Arctic ice melting sooner and for longer

The melt season in the Arctic Ocean is growing longer, intensifying summer ice loss in the region, according to new research by NASA
The annual Arctic ice melt begins in April, when air and sea temperatures rise, and continues during the summer until September, when the sea ice shrinks to a minimum before refreezing over the winter.

Scientists from NASA’s Goddard Space Flight Center used satellite data gathered between 1979 and 2007 to plot melt-season trends in ten Arctic regions. They discovered that the season had lengthened by an average of 20 days during that period, or 6.4 days per decade.
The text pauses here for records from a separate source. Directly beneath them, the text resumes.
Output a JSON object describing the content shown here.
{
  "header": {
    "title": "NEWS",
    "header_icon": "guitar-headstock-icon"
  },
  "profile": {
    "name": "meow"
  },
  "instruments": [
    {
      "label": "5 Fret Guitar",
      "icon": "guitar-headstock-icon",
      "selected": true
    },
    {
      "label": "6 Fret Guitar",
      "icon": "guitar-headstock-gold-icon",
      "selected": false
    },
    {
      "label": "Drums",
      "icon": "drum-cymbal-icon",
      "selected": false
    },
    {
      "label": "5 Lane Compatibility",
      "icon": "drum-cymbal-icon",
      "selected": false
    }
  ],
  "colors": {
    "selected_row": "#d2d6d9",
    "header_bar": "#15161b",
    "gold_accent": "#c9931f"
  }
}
Sea ice has started to melt an average of 2.8 days earlier in spring, and begun to refreeze 3.7 days later in autumn.

The study, published in the Journal of Geophysical Research, found that the worst-affected areas are Hudson Bay, the East Greenland Sea, the Laptev and East Siberian seas, and the Chukchi and Beaufort seas, where the melt season had lengthened by more than ten days per decade.
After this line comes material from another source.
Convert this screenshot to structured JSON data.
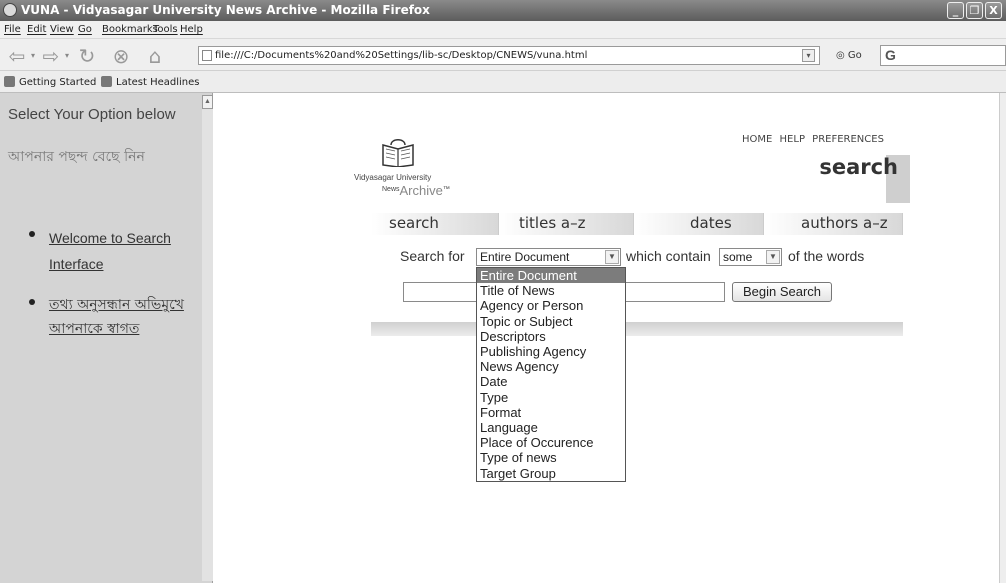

NASA’s Thorsten Markus said that when open water appears earlier in the season, it absorbs more heat from the sun during the summer, increasing the water’s temperature further and exacerbating melting.

‘This feedback process has always been present, yet with more extensive open water, [it] becomes even stronger and further boosts ice loss,’ he said. ‘Melt is starting earlier, but the trend towards a later freeze-up is even stronger because of this.’